Sarepta Therapeutics Inc (NASDAQ:SRPT), a developer of innovative RNA-targeted therapeutics, today announced that the U.S. Food and Drug Administration (FDA) has requested that Sarepta provide dystrophin data, as measured by western blot, from biopsies already obtained from the ongoing confirmatory study of eteplirsen (PROMOVI), as part of its ongoing evaluation of the eteplirsen New Drug Application (NDA). The Company plans to submit data from thirteen patient biopsy samples, at baseline and Week 48, to the FDA over the coming weeks to facilitate a prompt decision on the NDA by the Agency. (Original Source)

Shares of Sarepta jumped 22% to $19.65 in after-hours trading. SRPT has a 1-year high of $41.97 and a 1-year low of $8. The stock’s 50-day moving average is $17.45 and its 200-day moving average is $21.93.

On the ratings front, Sarepta has been the subject of a number of recent research reports. In a report released today, Jefferies Co. analyst Gena Wang reiterated a Sell rating on SRPT, with a price target of $7, which reflects a potential downside of -56.4% from last closing price. Separately, on June 2, Piper Jaffray’s Edward Tenthoff reiterated a Sell rating on the stock and has a price target of $6.

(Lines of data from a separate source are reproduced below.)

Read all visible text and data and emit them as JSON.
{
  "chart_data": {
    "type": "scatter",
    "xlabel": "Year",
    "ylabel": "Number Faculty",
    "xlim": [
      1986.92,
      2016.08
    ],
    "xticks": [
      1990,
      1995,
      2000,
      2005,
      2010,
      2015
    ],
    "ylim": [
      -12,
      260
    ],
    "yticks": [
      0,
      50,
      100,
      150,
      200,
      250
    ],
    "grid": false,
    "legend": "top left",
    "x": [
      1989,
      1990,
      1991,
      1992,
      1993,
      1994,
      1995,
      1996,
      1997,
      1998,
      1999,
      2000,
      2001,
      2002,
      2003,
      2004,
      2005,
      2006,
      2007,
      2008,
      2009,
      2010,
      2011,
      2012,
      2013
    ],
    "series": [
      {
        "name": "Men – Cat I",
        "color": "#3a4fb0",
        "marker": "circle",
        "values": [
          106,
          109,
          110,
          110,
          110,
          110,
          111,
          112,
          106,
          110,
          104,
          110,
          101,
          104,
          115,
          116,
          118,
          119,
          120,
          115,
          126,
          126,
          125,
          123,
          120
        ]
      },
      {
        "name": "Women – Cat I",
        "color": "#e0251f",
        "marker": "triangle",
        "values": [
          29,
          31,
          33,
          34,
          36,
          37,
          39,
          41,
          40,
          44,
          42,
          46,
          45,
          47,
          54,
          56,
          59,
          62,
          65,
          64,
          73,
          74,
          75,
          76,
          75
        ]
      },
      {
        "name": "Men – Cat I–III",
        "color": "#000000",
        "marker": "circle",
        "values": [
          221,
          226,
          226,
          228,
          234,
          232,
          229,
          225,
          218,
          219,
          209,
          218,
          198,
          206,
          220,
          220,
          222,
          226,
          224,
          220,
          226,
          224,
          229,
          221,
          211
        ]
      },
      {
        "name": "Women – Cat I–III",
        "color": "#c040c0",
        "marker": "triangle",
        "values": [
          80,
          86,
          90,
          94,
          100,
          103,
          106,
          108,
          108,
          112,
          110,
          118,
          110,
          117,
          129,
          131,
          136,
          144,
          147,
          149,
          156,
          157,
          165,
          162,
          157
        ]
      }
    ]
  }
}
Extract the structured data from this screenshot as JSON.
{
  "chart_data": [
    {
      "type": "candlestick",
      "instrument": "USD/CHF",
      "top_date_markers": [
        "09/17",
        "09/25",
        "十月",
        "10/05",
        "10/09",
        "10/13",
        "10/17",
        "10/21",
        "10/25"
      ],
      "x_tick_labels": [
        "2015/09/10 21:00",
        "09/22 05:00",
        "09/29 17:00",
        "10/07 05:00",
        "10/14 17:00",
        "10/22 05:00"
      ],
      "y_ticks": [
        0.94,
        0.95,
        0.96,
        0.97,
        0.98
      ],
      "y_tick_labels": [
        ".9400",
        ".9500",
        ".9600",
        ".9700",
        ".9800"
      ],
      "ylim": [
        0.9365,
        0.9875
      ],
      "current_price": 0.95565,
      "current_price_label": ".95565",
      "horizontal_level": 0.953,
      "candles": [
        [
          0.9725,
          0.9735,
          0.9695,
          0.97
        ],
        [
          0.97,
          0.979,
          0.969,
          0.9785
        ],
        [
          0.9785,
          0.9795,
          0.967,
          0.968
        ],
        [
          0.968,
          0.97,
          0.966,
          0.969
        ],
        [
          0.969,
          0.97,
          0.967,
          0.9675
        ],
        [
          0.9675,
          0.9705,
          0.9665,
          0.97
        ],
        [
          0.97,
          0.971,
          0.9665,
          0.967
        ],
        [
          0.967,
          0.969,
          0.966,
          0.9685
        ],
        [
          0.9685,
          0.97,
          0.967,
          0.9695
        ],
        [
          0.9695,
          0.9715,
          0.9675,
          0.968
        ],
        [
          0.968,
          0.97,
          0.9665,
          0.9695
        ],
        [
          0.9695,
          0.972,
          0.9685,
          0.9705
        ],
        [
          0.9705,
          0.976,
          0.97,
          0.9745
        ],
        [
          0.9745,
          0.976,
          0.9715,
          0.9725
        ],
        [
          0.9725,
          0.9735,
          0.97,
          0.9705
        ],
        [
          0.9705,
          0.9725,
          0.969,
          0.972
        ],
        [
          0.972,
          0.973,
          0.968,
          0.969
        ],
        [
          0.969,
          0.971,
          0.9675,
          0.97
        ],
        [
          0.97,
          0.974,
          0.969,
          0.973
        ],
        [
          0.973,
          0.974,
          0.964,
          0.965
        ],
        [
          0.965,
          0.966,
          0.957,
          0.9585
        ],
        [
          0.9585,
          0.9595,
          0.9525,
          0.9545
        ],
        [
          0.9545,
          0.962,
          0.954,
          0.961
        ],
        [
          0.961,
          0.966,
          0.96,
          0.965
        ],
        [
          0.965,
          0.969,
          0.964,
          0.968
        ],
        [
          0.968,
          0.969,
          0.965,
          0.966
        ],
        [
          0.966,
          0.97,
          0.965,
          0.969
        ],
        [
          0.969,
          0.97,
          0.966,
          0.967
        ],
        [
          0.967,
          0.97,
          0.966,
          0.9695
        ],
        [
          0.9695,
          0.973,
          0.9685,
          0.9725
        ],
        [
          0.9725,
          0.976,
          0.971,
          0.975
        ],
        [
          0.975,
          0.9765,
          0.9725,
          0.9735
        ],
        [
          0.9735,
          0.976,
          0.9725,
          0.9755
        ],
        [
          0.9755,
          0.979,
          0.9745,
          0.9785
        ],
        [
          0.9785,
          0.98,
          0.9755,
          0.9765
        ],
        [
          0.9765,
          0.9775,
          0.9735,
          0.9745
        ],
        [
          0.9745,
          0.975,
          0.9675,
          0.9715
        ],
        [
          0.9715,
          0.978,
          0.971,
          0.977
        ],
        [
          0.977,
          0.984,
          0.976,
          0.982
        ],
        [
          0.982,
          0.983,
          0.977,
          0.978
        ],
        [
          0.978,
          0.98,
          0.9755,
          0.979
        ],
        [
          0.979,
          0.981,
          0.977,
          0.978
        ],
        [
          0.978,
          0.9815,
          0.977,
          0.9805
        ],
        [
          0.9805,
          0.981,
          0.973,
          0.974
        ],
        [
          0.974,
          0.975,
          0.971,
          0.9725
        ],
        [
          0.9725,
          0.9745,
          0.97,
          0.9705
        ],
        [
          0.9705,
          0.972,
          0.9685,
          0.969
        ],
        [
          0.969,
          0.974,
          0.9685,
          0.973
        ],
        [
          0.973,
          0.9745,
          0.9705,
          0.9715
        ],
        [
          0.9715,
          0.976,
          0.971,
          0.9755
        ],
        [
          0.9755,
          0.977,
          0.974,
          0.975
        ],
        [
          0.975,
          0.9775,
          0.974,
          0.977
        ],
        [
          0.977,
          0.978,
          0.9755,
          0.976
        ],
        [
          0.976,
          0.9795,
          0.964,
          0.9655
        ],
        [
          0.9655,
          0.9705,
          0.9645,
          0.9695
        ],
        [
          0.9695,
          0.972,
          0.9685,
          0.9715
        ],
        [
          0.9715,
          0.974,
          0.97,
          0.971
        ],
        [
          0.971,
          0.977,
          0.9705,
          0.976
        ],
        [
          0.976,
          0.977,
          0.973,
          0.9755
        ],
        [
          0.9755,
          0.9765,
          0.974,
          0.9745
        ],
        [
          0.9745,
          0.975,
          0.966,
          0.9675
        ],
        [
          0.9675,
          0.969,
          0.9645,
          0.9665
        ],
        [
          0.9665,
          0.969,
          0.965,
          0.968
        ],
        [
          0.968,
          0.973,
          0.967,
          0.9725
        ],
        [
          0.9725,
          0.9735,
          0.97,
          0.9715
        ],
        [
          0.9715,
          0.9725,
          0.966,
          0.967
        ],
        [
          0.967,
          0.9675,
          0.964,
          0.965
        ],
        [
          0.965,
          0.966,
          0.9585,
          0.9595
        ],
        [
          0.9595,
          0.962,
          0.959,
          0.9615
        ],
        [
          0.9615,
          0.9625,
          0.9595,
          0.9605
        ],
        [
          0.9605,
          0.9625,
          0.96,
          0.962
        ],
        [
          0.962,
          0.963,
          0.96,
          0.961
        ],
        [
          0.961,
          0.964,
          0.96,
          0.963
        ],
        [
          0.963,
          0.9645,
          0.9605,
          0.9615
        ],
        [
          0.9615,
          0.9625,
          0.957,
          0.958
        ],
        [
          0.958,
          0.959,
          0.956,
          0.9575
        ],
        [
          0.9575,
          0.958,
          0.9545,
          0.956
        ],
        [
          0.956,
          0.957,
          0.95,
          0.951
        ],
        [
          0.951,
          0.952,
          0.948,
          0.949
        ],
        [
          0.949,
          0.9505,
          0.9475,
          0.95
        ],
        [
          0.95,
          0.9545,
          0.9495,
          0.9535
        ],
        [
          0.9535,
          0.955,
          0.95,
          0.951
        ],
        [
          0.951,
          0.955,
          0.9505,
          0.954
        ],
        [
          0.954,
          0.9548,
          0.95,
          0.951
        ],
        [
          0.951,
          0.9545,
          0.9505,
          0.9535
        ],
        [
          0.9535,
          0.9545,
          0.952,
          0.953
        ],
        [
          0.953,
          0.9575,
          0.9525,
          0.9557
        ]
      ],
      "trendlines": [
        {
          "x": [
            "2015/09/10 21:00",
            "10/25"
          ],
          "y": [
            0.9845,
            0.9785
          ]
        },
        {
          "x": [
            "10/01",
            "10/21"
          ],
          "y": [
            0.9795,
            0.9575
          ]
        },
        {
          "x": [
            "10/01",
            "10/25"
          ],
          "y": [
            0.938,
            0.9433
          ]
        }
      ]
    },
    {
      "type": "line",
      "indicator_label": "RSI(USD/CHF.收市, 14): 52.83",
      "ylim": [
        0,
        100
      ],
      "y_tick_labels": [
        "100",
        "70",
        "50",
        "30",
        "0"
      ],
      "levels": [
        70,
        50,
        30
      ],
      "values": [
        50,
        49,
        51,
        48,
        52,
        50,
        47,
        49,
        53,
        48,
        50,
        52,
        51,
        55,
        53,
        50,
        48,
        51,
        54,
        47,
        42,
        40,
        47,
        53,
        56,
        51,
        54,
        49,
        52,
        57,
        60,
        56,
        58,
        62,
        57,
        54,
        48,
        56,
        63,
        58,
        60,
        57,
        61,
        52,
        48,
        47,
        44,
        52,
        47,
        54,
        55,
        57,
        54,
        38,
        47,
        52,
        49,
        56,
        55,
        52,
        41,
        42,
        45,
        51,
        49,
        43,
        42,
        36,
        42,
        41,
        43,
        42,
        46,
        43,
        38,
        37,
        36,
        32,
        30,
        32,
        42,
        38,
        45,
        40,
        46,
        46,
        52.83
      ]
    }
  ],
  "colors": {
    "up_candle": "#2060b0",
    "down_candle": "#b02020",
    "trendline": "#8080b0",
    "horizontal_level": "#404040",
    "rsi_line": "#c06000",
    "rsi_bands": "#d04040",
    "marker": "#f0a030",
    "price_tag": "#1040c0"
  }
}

According to, which ranks over 7,500 financial analysts and bloggers to gauge the performance of their past recommendations, Gena Wang and Edward Tenthoff have a total average return of -8.1% and -0.7% respectively. Wang has a success rate of 46% and is ranked #3490 out of 3894 analysts, while Tenthoff has a success rate of 39% and is ranked #2824.

Overall, 5 research analysts have rated the stock with a Sell rating, 4 research analysts have assigned a Hold rating and 5 research analysts have given a Buy rating to the stock. When considering if perhaps the stock is under or overvalued, the average price target is $27.60 which is 72.0% above where the stock opened today.

Sarepta Therapeutics, Inc. is a biopharmaceutical company, which is engaged in the discovery and development of unique RNA-based therapeutics for the treatment of rare and infectious diseases. The company is primarily focused on rapidly advancing the development of its potentially disease modifying duchenne muscular dystrophy drug candidates.